Aber es gibt eine Grenze dafür, ab wann die Weihnachtseinkäufe beginnen können. Wenn Religion irgendetwas damit zu tun hätte, dann wäre Ostern das absolute Limit. Aber die Ökonomie ist hier der entscheidende Faktor. Und in ökonomischer Hinsicht können die Weihnachtseinkäufe erst beginnen, wenn die Kunden ihre Kreditkartenschulden von den vorherigen Weihnachten abgezahlt haben.

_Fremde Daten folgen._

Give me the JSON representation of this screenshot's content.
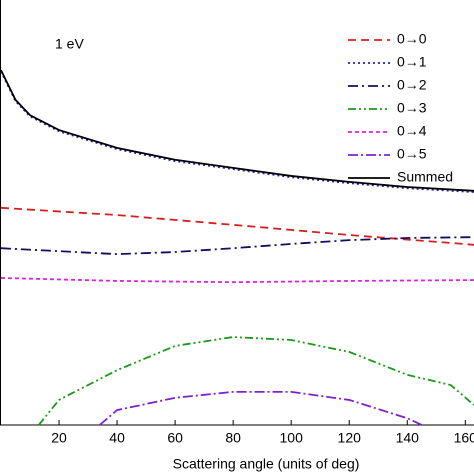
{
  "chart_data": {
    "type": "line",
    "annotation": "1 eV",
    "x_label": "Scattering angle (units of deg)",
    "xlim": [
      0,
      163
    ],
    "xticks": [
      20,
      40,
      60,
      80,
      100,
      120,
      140,
      160
    ],
    "ylim": [
      0,
      100
    ],
    "legend": "upper right",
    "series": [
      {
        "name": "0→0",
        "color": "#d62020",
        "dash": "8,5",
        "x": [
          0,
          40,
          80,
          120,
          163
        ],
        "values": [
          51.1,
          49.4,
          47.1,
          44.7,
          42.4
        ]
      },
      {
        "name": "0→1",
        "color": "#2020c0",
        "dash": "2,3",
        "x": [
          0,
          5,
          10,
          20,
          40,
          60,
          80,
          100,
          120,
          140,
          163
        ],
        "values": [
          83.2,
          76.2,
          72.6,
          69.1,
          64.9,
          62.1,
          60.2,
          58.3,
          56.9,
          55.7,
          54.8
        ]
      },
      {
        "name": "0→2",
        "color": "#101060",
        "dash": "10,4,2,4",
        "x": [
          0,
          40,
          60,
          80,
          100,
          120,
          140,
          163
        ],
        "values": [
          41.6,
          40.2,
          40.7,
          41.6,
          42.6,
          43.5,
          44.0,
          44.2
        ]
      },
      {
        "name": "0→3",
        "color": "#1a9a1a",
        "dash": "8,3,2,3,2,3",
        "x": [
          13,
          20,
          40,
          60,
          80,
          100,
          120,
          140,
          155,
          163
        ],
        "values": [
          0,
          5.9,
          12.9,
          18.6,
          20.7,
          20.0,
          17.2,
          11.8,
          9.4,
          4.7
        ]
      },
      {
        "name": "0→4",
        "color": "#e020e0",
        "dash": "4,3",
        "x": [
          0,
          40,
          80,
          120,
          163
        ],
        "values": [
          34.6,
          33.9,
          33.6,
          33.9,
          34.1
        ]
      },
      {
        "name": "0→5",
        "color": "#8020d0",
        "dash": "10,3,2,3",
        "x": [
          34,
          40,
          60,
          80,
          100,
          120,
          140,
          145
        ],
        "values": [
          0,
          3.5,
          6.4,
          7.8,
          7.8,
          5.9,
          1.6,
          0
        ]
      },
      {
        "name": "Summed",
        "color": "#000000",
        "dash": "",
        "x": [
          0,
          5,
          10,
          20,
          40,
          60,
          80,
          100,
          120,
          140,
          163
        ],
        "values": [
          83.5,
          76.5,
          72.9,
          69.4,
          65.2,
          62.4,
          60.5,
          58.6,
          57.2,
          56.0,
          55.1
        ]
      }
    ]
  }
}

Der Freitag nach Thanksgiving heißt jetzt „Black Friday“. Traditionellerweise markiert ein Schwarzer Freitag ein Massaker oder Desaster, und ich vermute, für Konsumenten ist er das. Die Kaufleute mögen in den schwarzen Zahlen sein, aber die Konsumenten landen in den roten Zahlen.
..  Das Beste, was wir tun können, ist, uns als Gemeinschaft stark zu machen. Und der beste Weg dazu ist, so unabhängig wie möglich vom existierenden politischen und wirtschaftlichen System zu werden. Die Weihnachtszeit ist die beste Zeit, um mit diesem Prozeß zu beginnen, weil es die Zeit ist, in der wir im kürzesten Zeitraum am meisten Geld auf die dümmste Weise für die dümmsten Dinge ausgeben.
Daher ist es Zeit, mit den Weihnachtseinkäufen AUFZUHÖREN. Macht Ferien von den Feiertagseinkäufen.
Hört auf, euch mit Schuldenanhäufen fertigzumachen.

  1. Verschuldet euch nicht. Friert eure Kreditkarten ein. Buchstäblich. Geht in die Küche, füllt einen Behälter mit Wasser, gebt eure Kreditkarten hinein u. stellt ihn ins Gefrierfach. Denkt nicht mal daran, sie vor Januar aufzutauen. Und wenn der Januar kommt, widersteht der Versuchung u. seht, wie lange ihr ohne sie auskommen könnt.
  2. Gebt das Geschenk der Freiheit. Macht eine Liste von Leuten, mit denen ihr Geschenke austauscht. Wenn ihr genug Krawatten habt, genug Pullover, genug nutzlose „Neuheiten“, und eure Freunde auch, ruft sie an und schlagt vor, daß ihr einander aus der Pflicht entlaßt.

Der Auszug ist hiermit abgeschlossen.